Installing and testing a Smart Roadside Inspection Station (RSIS)

Date Posted

Schodack Smart Roadside Inspection System: Final Report

Summary Information

This project tested the installation of a Smart Roadside Inspection Station (SRIS) on westbound I-90 in the area of Schodack, New York. The design was implemented to improve the efficiency of enforcement personnel by providing automated real-time notifications of high risk carriers traveling on the mainline. Operational performance data were collected and the system was evaluated during a four month field trial.

A previously installed weigh-in-motion (WIM) system with DSRC equipment (915 MHz and 5.9GHz) automated license plate recognition was upgraded with improved imaging systems to detect and identify overheight vehicles, U.S. DOT Numbers, and HAZMAT placards posted on commercial vehicles. The roadside equipment and e-screening software were connected to the New York State Commercial Vehicle Information Exchange Window (CVIEW) and New York State Commercial Vehicle Infrastructure Integration (CVII) network to query the following databases and collect and share compliance data on high-risk carriers.

  • FMCSA SAFER (Safety and Fitness Electronic Records) system
  • FMCSA PRISM (Performance and Registration Information Systems) program
  • NYS Tax and Finance HUT (Highway Use Tax) credentials database
  • NYSDOT OS/OW (Oversize/Overweight) permits database

Evaluators monitored SRIS activity for the last 10 minutes of every hour between December 6 and December 7, 2012. A total of 240 commercial vehicles were detected and processed.


Compared to traditional inspection methodologies RSIS can reduce the number of Commercial Vehicle Safety Alliance (CVSA) Level 1 inspections required to maintain a target level of enforcement (number of non-compliant carriers expected to be placed out-of-service each day) at the Schodack inspection station. With a 70 percent potential increase in out-of-service rates (increasing from 20 percent to 90 percent) researchers calculated the following mobility, productivity, and environmental benefits.

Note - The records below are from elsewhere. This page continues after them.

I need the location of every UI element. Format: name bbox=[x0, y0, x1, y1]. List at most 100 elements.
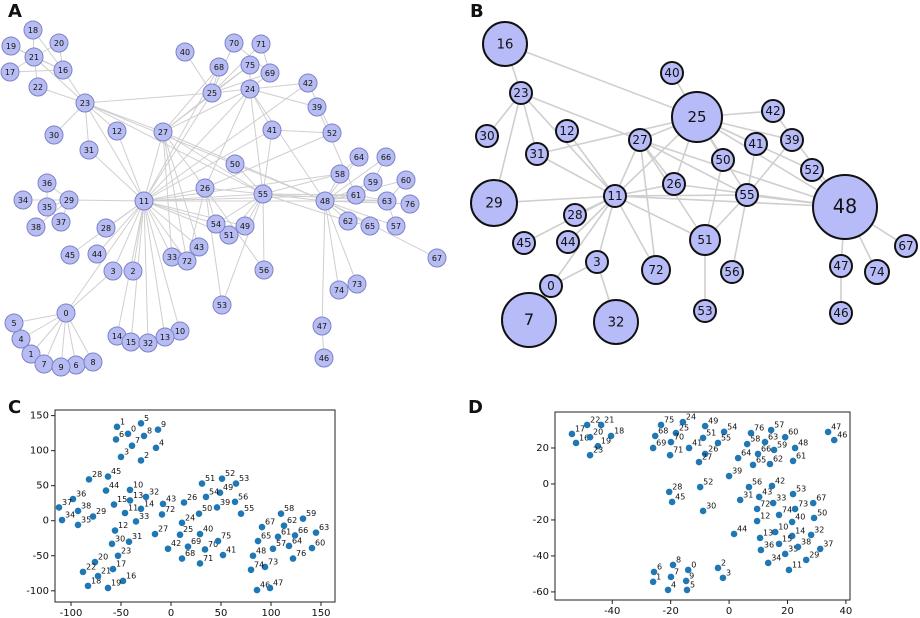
point-label: 15 bbox=[117, 495, 127, 504]
point bbox=[696, 483, 704, 491]
point-label: 63 bbox=[768, 433, 778, 442]
edge bbox=[162, 131, 173, 258]
node bbox=[470, 179, 518, 227]
node bbox=[689, 224, 721, 256]
point-label: 34 bbox=[771, 553, 781, 562]
x-tick-label: -100 bbox=[60, 608, 83, 618]
node bbox=[13, 190, 33, 210]
node bbox=[693, 299, 717, 323]
point bbox=[74, 521, 82, 529]
point bbox=[249, 552, 257, 560]
y-tick-label: 50 bbox=[36, 481, 49, 492]
point-label: 62 bbox=[287, 516, 297, 525]
edge bbox=[324, 200, 340, 291]
edge bbox=[262, 193, 349, 222]
edge bbox=[143, 173, 341, 202]
point bbox=[266, 584, 274, 592]
point-label: 69 bbox=[191, 537, 201, 546]
node bbox=[79, 140, 99, 160]
point-label: 27 bbox=[158, 525, 168, 534]
point bbox=[201, 546, 209, 553]
node bbox=[235, 216, 255, 236]
node-label: 17 bbox=[5, 68, 15, 77]
node bbox=[37, 173, 57, 193]
node bbox=[829, 254, 853, 278]
point-label: 3 bbox=[124, 447, 129, 456]
node bbox=[0, 62, 20, 82]
node bbox=[209, 57, 229, 77]
point-label: 53 bbox=[239, 474, 249, 483]
point bbox=[788, 518, 796, 526]
node-label: 44 bbox=[560, 235, 575, 249]
node-label: 64 bbox=[354, 153, 364, 162]
point bbox=[109, 565, 117, 573]
point-label: 76 bbox=[296, 549, 306, 558]
point-label: 46 bbox=[260, 581, 270, 590]
node-label: 74 bbox=[869, 265, 884, 279]
point bbox=[586, 433, 594, 441]
node-label: 42 bbox=[765, 104, 780, 118]
point-label: 20 bbox=[98, 553, 108, 562]
node bbox=[153, 122, 173, 142]
point bbox=[164, 545, 172, 553]
point bbox=[79, 568, 87, 576]
point-label: 59 bbox=[306, 509, 316, 518]
node-label: 28 bbox=[567, 208, 582, 222]
point-label: 68 bbox=[185, 549, 195, 558]
point-label: 8 bbox=[147, 426, 152, 435]
point-label: 55 bbox=[244, 504, 254, 513]
point bbox=[142, 493, 150, 501]
point bbox=[699, 507, 707, 515]
node bbox=[254, 260, 274, 280]
node bbox=[202, 83, 222, 103]
point bbox=[824, 428, 832, 436]
point bbox=[667, 438, 675, 446]
node-label: 5 bbox=[11, 319, 16, 328]
node bbox=[400, 194, 420, 214]
point-label: 58 bbox=[284, 504, 294, 513]
plot-frame bbox=[554, 411, 851, 601]
point bbox=[247, 566, 255, 574]
node-label: 41 bbox=[748, 137, 763, 151]
x-tick-label: 0 bbox=[726, 606, 732, 617]
node-label: 65 bbox=[365, 222, 375, 231]
point-label: 74 bbox=[254, 560, 264, 569]
point-label: 71 bbox=[673, 446, 683, 455]
point-label: 10 bbox=[133, 480, 143, 489]
edge bbox=[162, 131, 200, 248]
node bbox=[219, 225, 239, 245]
point-label: 12 bbox=[760, 512, 770, 521]
point-label: 32 bbox=[149, 487, 159, 496]
node bbox=[641, 255, 671, 285]
point bbox=[669, 561, 677, 569]
x-tick-label: -50 bbox=[113, 608, 129, 618]
node-label: 21 bbox=[29, 53, 39, 62]
point-label: 73 bbox=[798, 499, 808, 508]
point-label: 28 bbox=[672, 482, 682, 491]
point-label: 21 bbox=[604, 415, 614, 424]
point bbox=[198, 480, 206, 487]
node-label: 35 bbox=[42, 203, 52, 212]
edge bbox=[614, 195, 706, 241]
point-label: 33 bbox=[139, 512, 149, 521]
node bbox=[585, 250, 609, 274]
edge bbox=[68, 199, 145, 202]
node bbox=[330, 164, 350, 184]
point bbox=[594, 442, 602, 450]
y-tick-label: 0 bbox=[543, 479, 549, 490]
edge bbox=[143, 200, 149, 344]
point bbox=[764, 559, 772, 567]
point-label: 24 bbox=[686, 413, 696, 422]
point-label: 19 bbox=[111, 578, 121, 587]
edge bbox=[321, 200, 326, 327]
point-label: 53 bbox=[796, 485, 806, 494]
point-label: 55 bbox=[721, 433, 731, 442]
point bbox=[137, 457, 145, 464]
node-label: 56 bbox=[724, 265, 739, 279]
edge bbox=[143, 193, 264, 202]
point-label: 57 bbox=[276, 539, 286, 548]
node-label: 15 bbox=[126, 338, 136, 347]
point bbox=[55, 504, 63, 511]
point-label: 61 bbox=[281, 527, 291, 536]
point bbox=[699, 434, 707, 442]
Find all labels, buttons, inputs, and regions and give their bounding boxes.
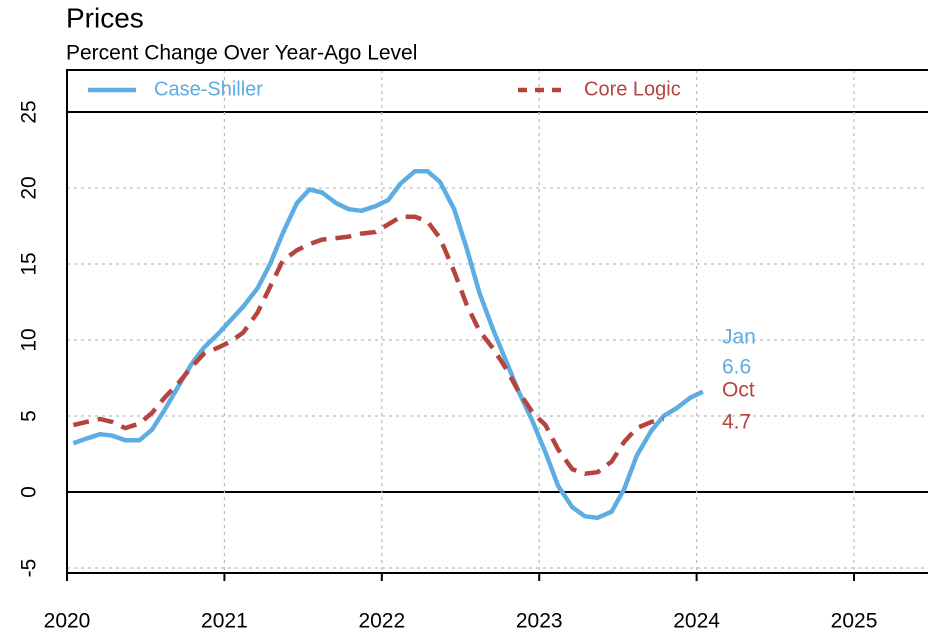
x-tick-label: 2021 [201,610,248,633]
y-tick-label: -5 [18,559,41,578]
chart-title: Prices [66,2,144,33]
y-tick-label: 15 [18,252,41,275]
chart-subtitle: Percent Change Over Year-Ago Level [66,42,417,65]
y-tick-label: 20 [18,176,41,199]
plot-frame [66,69,928,574]
x-tick-label: 2020 [44,610,91,633]
annotation: 6.6 [722,356,751,379]
series-line [72,214,665,476]
x-tick-label: 2022 [358,610,405,633]
x-tick-label: 2024 [673,610,720,633]
annotation: 4.7 [722,411,751,434]
annotation: Jan [722,326,756,349]
y-tick-label: 5 [18,410,41,422]
legend-label: Core Logic [584,78,681,100]
series-line [72,168,704,521]
legend-label: Case-Shiller [154,78,263,100]
annotation: Oct [722,379,755,402]
y-tick-label: 10 [18,328,41,351]
x-tick-label: 2023 [516,610,563,633]
x-tick-label: 2025 [831,610,878,633]
y-tick-label: 0 [18,486,41,498]
y-tick-label: 25 [18,100,41,123]
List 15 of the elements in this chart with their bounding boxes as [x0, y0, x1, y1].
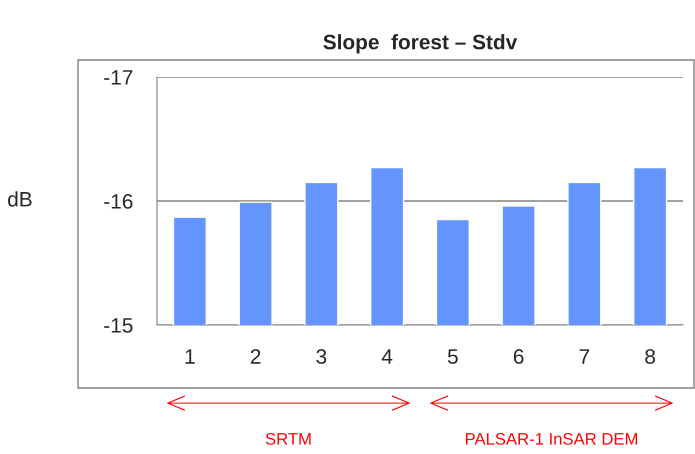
y-tick-label: -17	[104, 70, 132, 85]
x-tick-label: 6	[514, 349, 524, 364]
x-tick-label: 3	[316, 349, 326, 364]
x-tick-label: 4	[382, 349, 392, 364]
x-tick-label: 1	[186, 349, 195, 364]
x-tick-label: 7	[580, 349, 590, 364]
chart-title: Slope forest – Stdv	[323, 34, 518, 54]
text: SRTM	[266, 432, 311, 445]
x-tick-label: 5	[448, 349, 458, 364]
x-tick-label: 8	[645, 349, 656, 364]
y-tick-label: -16	[104, 194, 132, 209]
x-tick-label: 2	[250, 349, 260, 364]
text: PALSAR-1 InSAR DEM	[466, 432, 638, 445]
y-tick-label: -15	[104, 318, 133, 333]
y-axis-title: dB	[8, 191, 32, 207]
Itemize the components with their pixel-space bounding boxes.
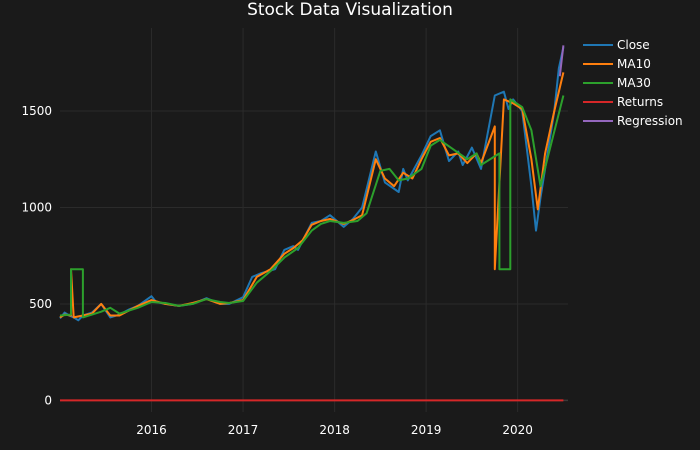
series-line-regression[interactable] xyxy=(558,45,565,77)
x-tick-label: 2016 xyxy=(136,423,167,437)
legend-item-returns[interactable]: Returns xyxy=(583,95,663,109)
series-layer xyxy=(59,45,565,402)
legend-item-ma10[interactable]: MA10 xyxy=(583,57,651,71)
chart-title: Stock Data Visualization xyxy=(247,0,453,20)
legend-label: Close xyxy=(617,38,650,52)
legend[interactable]: Close MA10 MA30 Returns Regression xyxy=(583,38,683,128)
axis-layer: 0 500 1000 1500 2016 2017 2018 2019 2020 xyxy=(21,104,532,437)
x-tick-label: 2018 xyxy=(319,423,350,437)
legend-item-close[interactable]: Close xyxy=(583,38,650,52)
legend-item-ma30[interactable]: MA30 xyxy=(583,76,651,90)
y-tick-label: 500 xyxy=(29,297,52,311)
legend-label: MA30 xyxy=(617,76,651,90)
series-line-ma30[interactable] xyxy=(59,95,565,319)
y-tick-label: 0 xyxy=(44,393,52,407)
y-tick-label: 1000 xyxy=(21,200,52,214)
x-tick-label: 2019 xyxy=(411,423,442,437)
series-line-ma10[interactable] xyxy=(59,72,565,319)
y-tick-label: 1500 xyxy=(21,104,52,118)
legend-label: Regression xyxy=(617,114,683,128)
legend-label: MA10 xyxy=(617,57,651,71)
x-tick-label: 2017 xyxy=(228,423,259,437)
legend-label: Returns xyxy=(617,95,663,109)
legend-item-regression[interactable]: Regression xyxy=(583,114,683,128)
x-tick-label: 2020 xyxy=(502,423,533,437)
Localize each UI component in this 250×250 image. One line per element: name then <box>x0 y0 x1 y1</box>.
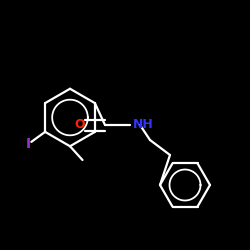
Text: NH: NH <box>133 118 154 132</box>
Text: O: O <box>74 118 85 132</box>
Text: I: I <box>26 137 31 151</box>
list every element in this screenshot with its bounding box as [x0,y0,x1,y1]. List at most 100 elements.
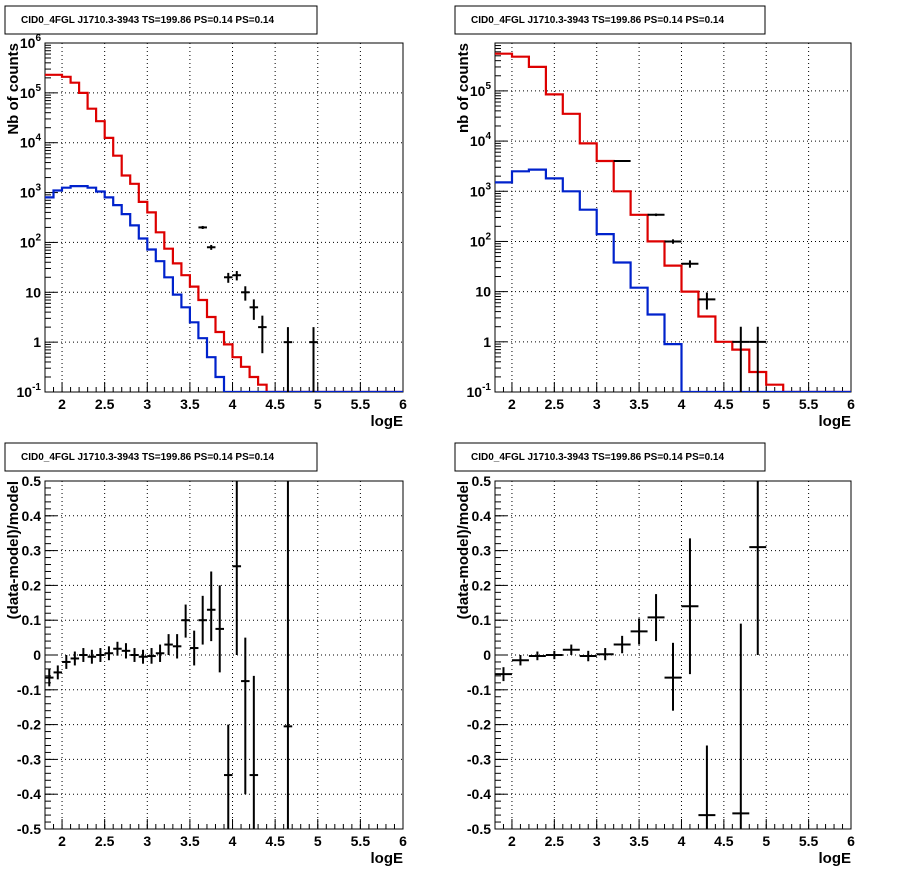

Fuel Consumption and Emissions
  • An RSIS that enables 14 trucks to bypass needless one-hour inspections each day saves fuel and reduces emissions as trucks do not have to stand idle and burn fuel as they move through the inspection process. RSIS was estimated to save complaint carriers $89,425 per year in fuel costs.
  • Emission factors are estimated at 129.08 grams per hour for Carbon dioxide (CO2), 106.00 grams per hour for Nitrogen Oxides (NOx), and 21.88 grams per hour for hydrocarbons (HC). Multiplying a combined emissions level of 256.96 grams per hour by the total time saved by not performing needless inspections resulted in a total annual emissions savings of 6.57 metric tonnes.
Carrier Mobility and Productivity
  • At an inspection station that performs 20 inspections per day, RSIS was estimated to save 14 compliant carriers from 14 needless one-hour inspections. With a trucking rate of $75 per hour, compliant carriers would save $383,250 per year.
Inspector Productivity and Efficiency
  • RSIS enables inspectors to improve efficiency while maintaining enforcement levels at lower cost. At an average agency personnel cost of $45 per hour, the system would save $1,149,750 per year.